Hospital Casaredo 34
Levanta, rosa vadia
As ondas a escorrerem dos olhos peripatéticos: na asa da sereia pássaro, o tempo; Na cauda da sereia peixe, perigo; Na bruma da ninfa alegre, corrente a dor. Isso, aquilo, quebrou. Estou. Narciso, Tritão, adernado o barco, mirante de água. É o rio, é o rio, é o rio. Não, é o mar.
Madame apontou o lápis luneta, eriçado, diante da Julieta. Era a segunda vez que se defrontava com aquele espaço do hospital. Uma inscrição no granito informava o nome ao artefato, não se tratava de alucinação. No mais, se perdera o fio da narrativa de José. Que dia era hoje? O que sucedera? Já era hora de cozer? Eram as leis das estrelas, a compactuar com os homens. A senhora contava, quem sabe, setenta anos de idade. Guardava cacos de lembranças, talvez suas, talvez de um amor, um nascimento, uma morte. Em vários trechos de seus escritos, Madame perguntava, através da voz de José Gaetano, se valera a pena a experiência terrena, se foram cumpridas, minimamente, as metas constantes nos seus requerimentos. Admirava a vida. Apenas cismava com a jornada. Se alguém conseguia cumprir as leis, afinal. A senhora tivera sucesso em algum tentame, ou foram apenas revoltas, teimosias e resistir? O fato é que Madame vivia, com seus pontos mortos, mas vivia, lento, doloroso e aquecido viver. Não lhe faltava o momento de agradecer, por estar naquele lugar de bem morrer. Gaspare, o enfermeiro, ainda era o seu menino, aquele que acreditava que ela poderia voltar, mesmo que por instantes, a contar como viera parar dependurada na aldrava do sanatório, há tanto tempo, seminua, ferida, fedorenta, sozinha, sem nome e sem vintém.
Levanta! Luta, vadia, levanta! Claudicando, as faces descompostas, vinha se aproximando a senhora Três a urrar, pronta a jogar-se sobre a cadeira-de-rodas. Luta, vadia, luta, Luta! Vadia, vadia, vadia! Matilde, atrás dela, preparava a contenção. Antes, precisou lutar. Nem ela, nem Javier, nem Gaspare, nem Manoel deram conta de escapar das pancadas e arranhões. O surto durou cerca de cinco minutos, seguido de forte convulsão. Dava para sentir os cheiros, da energia instintual, da sexualidade infantil apodrecida, dos esfíncteres, do ódio compacto.
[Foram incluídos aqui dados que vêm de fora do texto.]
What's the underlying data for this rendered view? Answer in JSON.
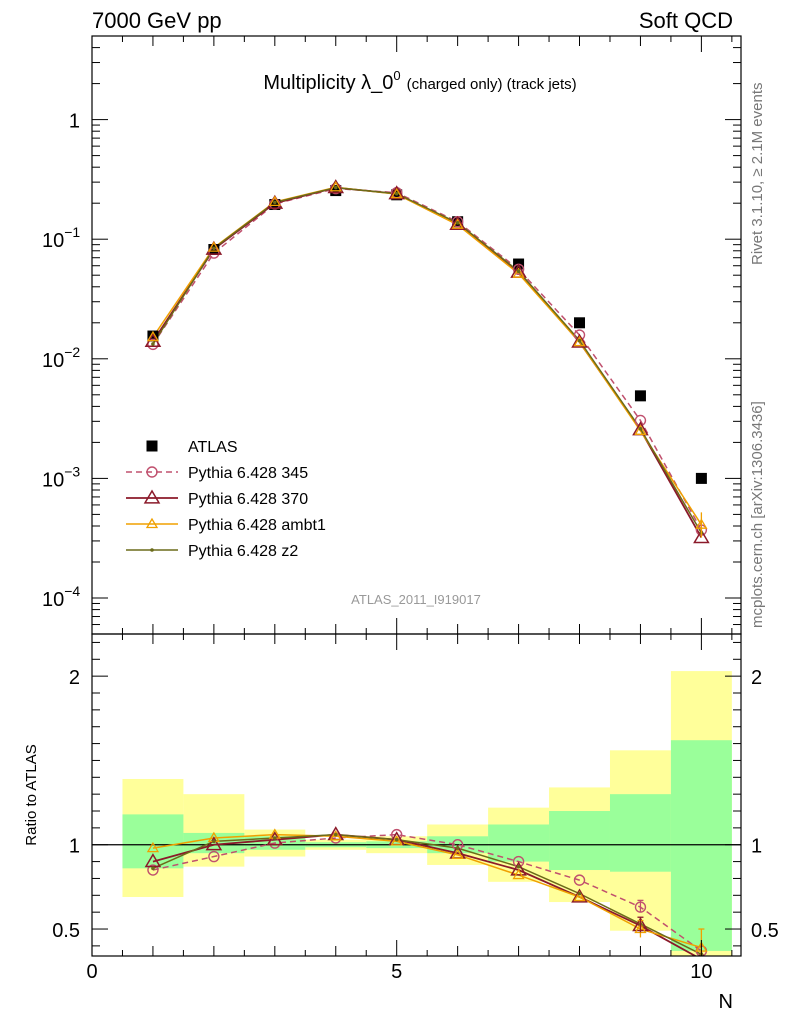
{
  "header": {
    "energy_label": "7000 GeV pp",
    "category_label": "Soft QCD"
  },
  "side_labels": {
    "rivet": "Rivet 3.1.10, ≥ 2.1M events",
    "mcplots": "mcplots.cern.ch [arXiv:1306.3436]"
  },
  "analysis_id": "ATLAS_2011_I919017",
  "colors": {
    "atlas": "#000000",
    "p345": "#c0506e",
    "p370": "#8b1a2a",
    "ambt1": "#f0a000",
    "z2": "#6b6b1a",
    "band_yellow": "#ffff9a",
    "band_green": "#9aff9a"
  },
  "chart_data": [
    {
      "type": "scatter",
      "title_main": "Multiplicity λ_0",
      "title_sup": "0",
      "title_small": "(charged only) (track jets)",
      "xlabel": "N",
      "ylabel": "",
      "yscale": "log",
      "xlim": [
        0,
        10.65
      ],
      "ylim": [
        5e-05,
        5
      ],
      "y_ticks": [
        {
          "value": 1,
          "base": "1",
          "exp": ""
        },
        {
          "value": 0.1,
          "base": "10",
          "exp": "−1"
        },
        {
          "value": 0.01,
          "base": "10",
          "exp": "−2"
        },
        {
          "value": 0.001,
          "base": "10",
          "exp": "−3"
        },
        {
          "value": 0.0001,
          "base": "10",
          "exp": "−4"
        }
      ],
      "x": [
        1,
        2,
        3,
        4,
        5,
        6,
        7,
        8,
        9,
        10
      ],
      "series": [
        {
          "name": "ATLAS",
          "key": "atlas",
          "values": [
            0.0155,
            0.082,
            0.195,
            0.255,
            0.235,
            0.14,
            0.062,
            0.02,
            0.0049,
            0.001
          ]
        },
        {
          "name": "Pythia 6.428 345",
          "key": "p345",
          "values": [
            0.0132,
            0.0765,
            0.197,
            0.265,
            0.245,
            0.14,
            0.056,
            0.0158,
            0.00305,
            0.00037
          ]
        },
        {
          "name": "Pythia 6.428 370",
          "key": "p370",
          "values": [
            0.014,
            0.0825,
            0.2,
            0.27,
            0.24,
            0.133,
            0.053,
            0.0138,
            0.00255,
            0.00032
          ]
        },
        {
          "name": "Pythia 6.428 ambt1",
          "key": "ambt1",
          "values": [
            0.0152,
            0.085,
            0.205,
            0.272,
            0.238,
            0.132,
            0.0515,
            0.0138,
            0.0025,
            0.00041
          ]
        },
        {
          "name": "Pythia 6.428 z2",
          "key": "z2",
          "values": [
            0.0133,
            0.084,
            0.203,
            0.27,
            0.24,
            0.137,
            0.054,
            0.0142,
            0.0026,
            0.00035
          ]
        }
      ]
    },
    {
      "type": "line",
      "xlabel": "N",
      "ylabel": "Ratio to ATLAS",
      "yscale": "linear",
      "xlim": [
        0,
        10.65
      ],
      "ylim": [
        0.34,
        2.25
      ],
      "x_ticks": [
        0,
        5,
        10
      ],
      "y_ticks": [
        0.5,
        1,
        2
      ],
      "y_tick_labels": [
        "0.5",
        "1",
        "2"
      ],
      "x": [
        1,
        2,
        3,
        4,
        5,
        6,
        7,
        8,
        9,
        10
      ],
      "bands": {
        "yellow": [
          [
            0.69,
            1.39
          ],
          [
            0.87,
            1.3
          ],
          [
            0.93,
            1.09
          ],
          [
            0.97,
            1.03
          ],
          [
            0.95,
            1.05
          ],
          [
            0.88,
            1.12
          ],
          [
            0.78,
            1.22
          ],
          [
            0.66,
            1.34
          ],
          [
            0.49,
            1.56
          ],
          [
            0.23,
            2.03
          ]
        ],
        "green": [
          [
            0.86,
            1.18
          ],
          [
            0.95,
            1.07
          ],
          [
            0.97,
            1.05
          ],
          [
            0.985,
            1.015
          ],
          [
            0.98,
            1.02
          ],
          [
            0.95,
            1.05
          ],
          [
            0.9,
            1.12
          ],
          [
            0.85,
            1.2
          ],
          [
            0.84,
            1.3
          ],
          [
            0.37,
            1.62
          ]
        ]
      },
      "series": [
        {
          "name": "Pythia 6.428 345",
          "key": "p345",
          "values": [
            0.85,
            0.93,
            1.01,
            1.04,
            1.06,
            1.0,
            0.9,
            0.79,
            0.63,
            0.37
          ]
        },
        {
          "name": "Pythia 6.428 370",
          "key": "p370",
          "values": [
            0.9,
            1.0,
            1.03,
            1.06,
            1.03,
            0.95,
            0.85,
            0.69,
            0.52,
            0.32
          ]
        },
        {
          "name": "Pythia 6.428 ambt1",
          "key": "ambt1",
          "values": [
            0.98,
            1.04,
            1.06,
            1.05,
            1.02,
            0.94,
            0.82,
            0.69,
            0.5,
            0.39
          ]
        },
        {
          "name": "Pythia 6.428 z2",
          "key": "z2",
          "values": [
            0.86,
            1.02,
            1.04,
            1.06,
            1.03,
            0.98,
            0.87,
            0.71,
            0.53,
            0.35
          ]
        }
      ]
    }
  ]
}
Triste visão, de dar engulhos. A camisa de força acomodou aquele ser tresloucado, um abraço sufocante que não oferecia afeto. Era o que havia para o momento. Como se chega a este sofrimento? Quantos monstros ali, enredados por faixas e presilhas? Ninguém jamais o disse, mas todos esperaram choques naquele instante, vindos direto dos céus. Santur aguardou, respeitoso, Júlio correu a encontrar a mãe. O azul do dia era até incômodo de olhar, de tão brilhante. A maresia causava comichão.
Madame acompanhou toda cena, com uma pena jamais capturada. Os sopapos não lhe alcançaram. Após a colocação da camisa, Madame pareceu sair de um transe. Aproximou-se sem medo do fado no chão e assentou a mão direita sobre a fronte da colega, que estrebuchava. Desceu a mão com calma, algumas vezes, para cerrar o olho bom da outra, em carinho maternal. Logo o toque sossegou a paciente. Os enfermeiros retomavam folego, deitados no gramado. Matilde observou um líquido leitoso no ar, que uniu as duas mulheres. Relaxada, distendida, as cores da senhora Três voltaram à normalidade, o olho se abriu por instantes e havia brilho, gratidão. A cadeira foi-se movendo devagar. A mão da senhora tocou a cada um dos enfermeiros, onde era possível. Um joelho, o cabelo ruivo, a mão que se lhe estendia, a nuca, o ombro. Do toque vinham impulsos eletrificados, de matrizes distintas. Para cada dor, uma coloração. Madame dizia rosa, rosa, rosa, girava a mão no ar, antes de tocar cada pessoa. Santur, atento, achegou-se de Madame, o focinho em seu colo, sobre suas mãos abertas, palmas para cima. Depois dessa troca magnética, a senhora pendeu para frente, como se dormisse. Gaspare a dispôs no gramado, junto a uma palmeira, para que recompusesse suas forças, o cão deitado de comprido, grudado a ela. Um pouco roucos, os enfermeiros cantaram e riram. Fui bailar com meu batel além do mar cruel e o mar bramindo diz que eu(...)[1]. Riram, de rolar. Matilde levou a senhora Três para a contenção, na cadeira de Madame. Sabia que logo viria rebote.